Thanks @pmz I’ll have a look.
I need to redo it with answers to questions like these. I’ll get around to that someday…
Until then
- I manually create a user in Firebase, then tell Agent to make that user a super admin.
- I assume you mean here when they use Sign in With Google, in which case, I believe you get a name and email by default, with other properties available if you wish to code it, such as profile pic URL. But you don’t even have to enable Sign in With Google; you can just enable username and password if you wish (in Firebase). I always use it, though, because people seem to like that. Also, it’s very easy to add other sign-in methods through Firebase, as you can see from the console. You would just have to set up those environments on the third-party sites, i.e., FB or MSFT.
Not sure if I answered your last question right. LMK how else I can help.
That was good. I know I always like the sign in with Apple option as I feel a bit more secure doing it. Happy to use google, never use FB although I’m sure people do. I just wanted to make sure that I would have enough info about users.
Agree on all points, Apple requires additional setup and scrutiny so I rarely enable it. I’ve used FB a few times, but usually when I know most of my users are going to be coming by way of FB Group mentions, so it’s a natural extension to get those folks to jump in.
Also I would add, when I tell Agent to make ‘that user’ a super user, I just tell it the email associated with the user, but you can also use the FUID.
I’m trying to have it be platform independent, so be able to run on other sites than just Replit so may not have an Agent to do that. But with the new dev/prod DB changes they are introducing that may not be as necessary.
Using Postgres doesn’t lock you into Replit. Everything can be swapped if necessary. That’s the beauty of Replit, actually. Nothing is locked. It’s just tools for code!
“Nothing is locked” is true. Except their auth! I would be concerned about having a lot of signed up users and then having to port them elsewhere.
As developers, some of us can figure out the workflow for that. But for non-techie vibe builders, I can see that being a complex process.

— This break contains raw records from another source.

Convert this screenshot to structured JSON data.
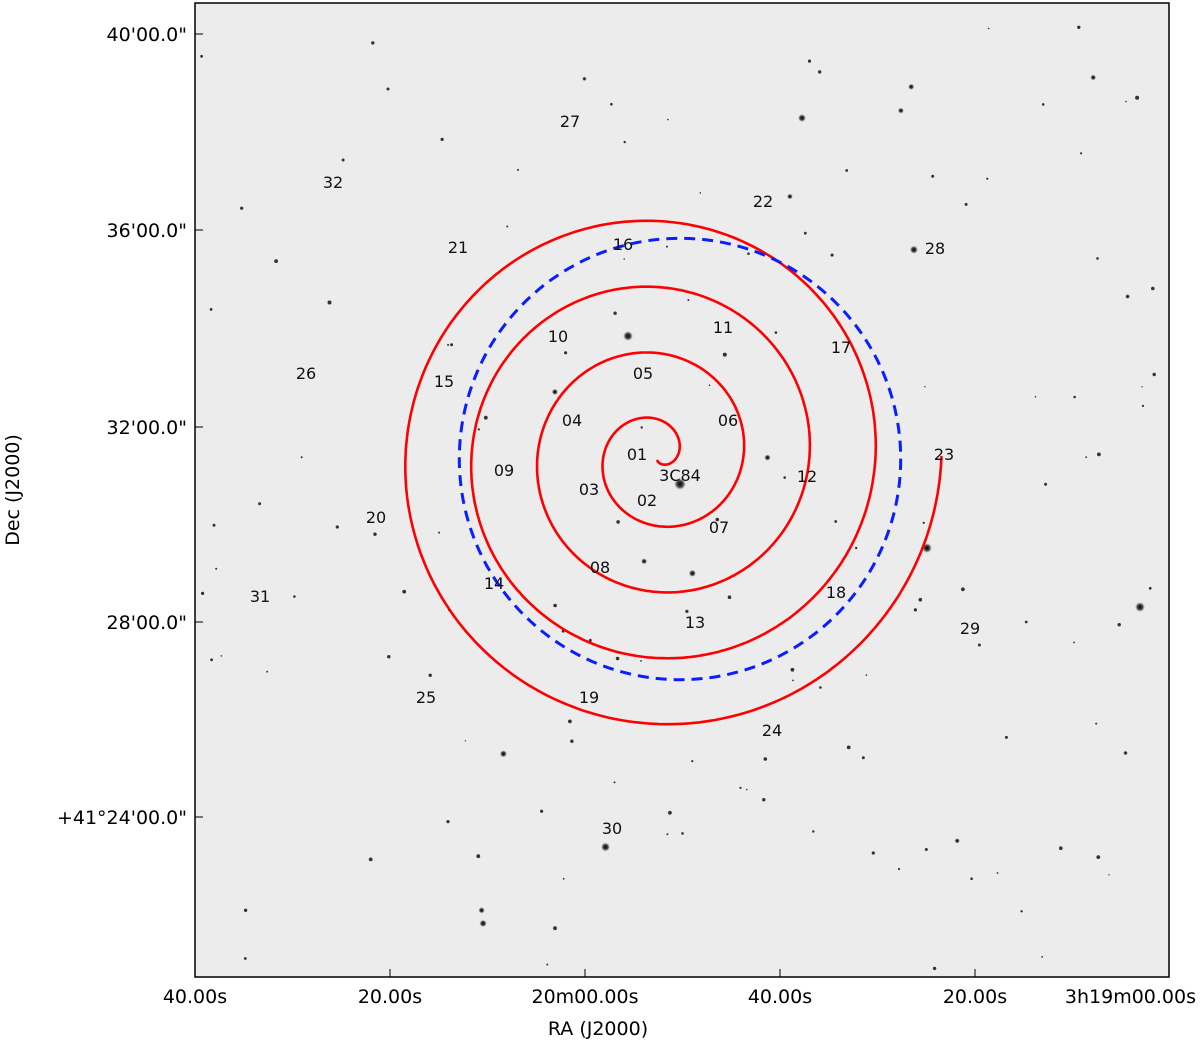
{
  "chart_data": {
    "type": "scatter",
    "subtype": "sky-image-overlay",
    "background": "grayscale optical sky image (inverted, dark stars on light background)",
    "xlabel": "RA (J2000)",
    "ylabel": "Dec (J2000)",
    "x_tick_labels": [
      "40.00s",
      "20.00s",
      "20m00.00s",
      "40.00s",
      "20.00s",
      "3h19m00.00s"
    ],
    "y_tick_labels": [
      "40'00.0\"",
      "36'00.0\"",
      "32'00.0\"",
      "28'00.0\"",
      "+41°24'00.0\""
    ],
    "center_label": "3C84",
    "spiral": {
      "color": "#ff0000",
      "style": "solid",
      "turns": 4.25,
      "center_ra_offset_arcmin": 0.0,
      "center_dec_offset_arcmin": 0.0
    },
    "circle": {
      "color": "#0000ff",
      "style": "dashed",
      "radius_arcmin": 4.55
    },
    "pointing_labels": [
      "01",
      "02",
      "03",
      "04",
      "05",
      "06",
      "07",
      "08",
      "09",
      "10",
      "11",
      "12",
      "13",
      "14",
      "15",
      "16",
      "17",
      "18",
      "19",
      "20",
      "21",
      "22",
      "23",
      "24",
      "25",
      "26",
      "27",
      "28",
      "29",
      "30",
      "31",
      "32"
    ],
    "grid": false
  }
}
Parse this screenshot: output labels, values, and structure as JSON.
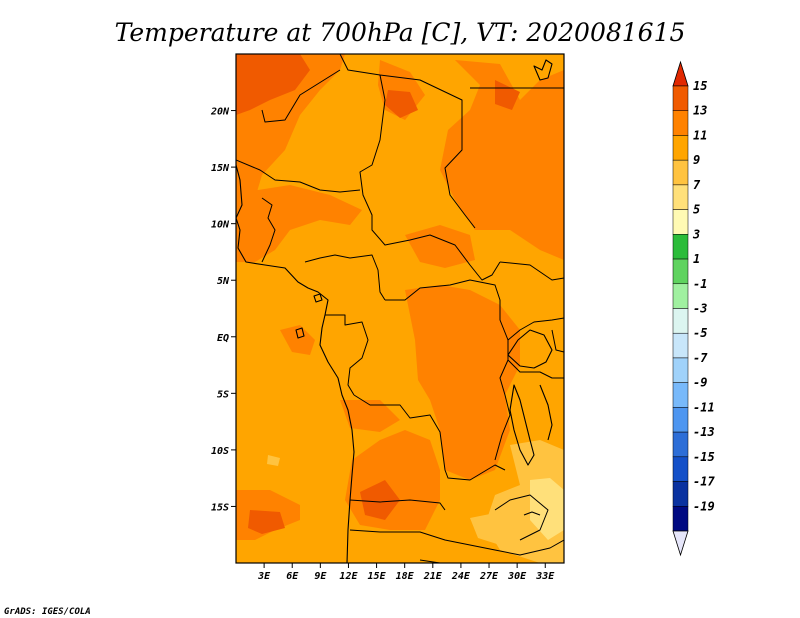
{
  "title": "Temperature at 700hPa [C], VT: 2020081615",
  "credit": "GrADS: IGES/COLA",
  "map": {
    "lon_range": [
      0,
      35
    ],
    "lat_range": [
      -20,
      25
    ],
    "x_ticks": [
      "3E",
      "6E",
      "9E",
      "12E",
      "15E",
      "18E",
      "21E",
      "24E",
      "27E",
      "30E",
      "33E"
    ],
    "y_ticks": [
      "20N",
      "15N",
      "10N",
      "5N",
      "EQ",
      "5S",
      "10S",
      "15S"
    ],
    "base_color": "#ffa500"
  },
  "colorbar": {
    "labels": [
      "15",
      "13",
      "11",
      "9",
      "7",
      "5",
      "3",
      "1",
      "-1",
      "-3",
      "-5",
      "-7",
      "-9",
      "-11",
      "-13",
      "-15",
      "-17",
      "-19"
    ],
    "colors": [
      "#e12800",
      "#f05a00",
      "#ff8200",
      "#ffa500",
      "#ffc340",
      "#ffe07a",
      "#fffab4",
      "#2bbc3a",
      "#5fd35f",
      "#a0f0a0",
      "#dcf5f0",
      "#c8e6fa",
      "#a0d2fa",
      "#78b9fa",
      "#4e96f0",
      "#2d6ed7",
      "#1450c8",
      "#0a32a0",
      "#000a82",
      "#e6e6fa"
    ]
  }
}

Yeah you can always port, but hot swapping auth is a hot mess. It’s why I keep auth houses elsewhere.
Ditto DB and file storage. But all of this splits AI dev builders into two camps: those who have tech/dev experience, and non-techies who just want out-of-the-box all under one roof simplicity.

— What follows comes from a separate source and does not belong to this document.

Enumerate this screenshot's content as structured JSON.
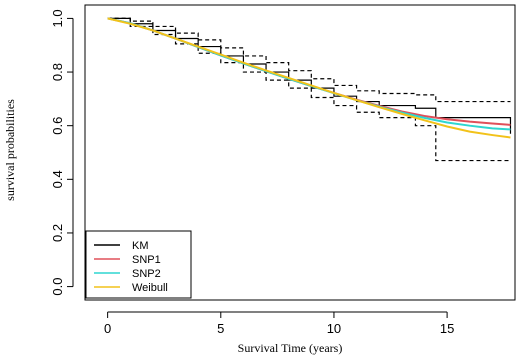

The issue is when non-tech vibers who’ve created something with all the built in tools, find their apps take off and they need to re-factor and scale up to the next level of the game. Will they suddenly find they are trapped? Hence @CraigRT asking the right questions now.
Yes he is.
But the good news is, you can always figure it out. Or hire someone to.
Levels!
For user auth, I started with the built in Replit tools. But then integrated Twilio for mobile verification. All I’m storing now is a mobile number and email address for the user and their tenant permissions. User enters their email address and a 6 digit code is sent to their mobile number. It works very well and I believe much safer than storing email addresses and passwords. But I’d welcome feedback on that approach.
This sounds great. How did you find working with Twilio? The verification process can sometimes be a bear.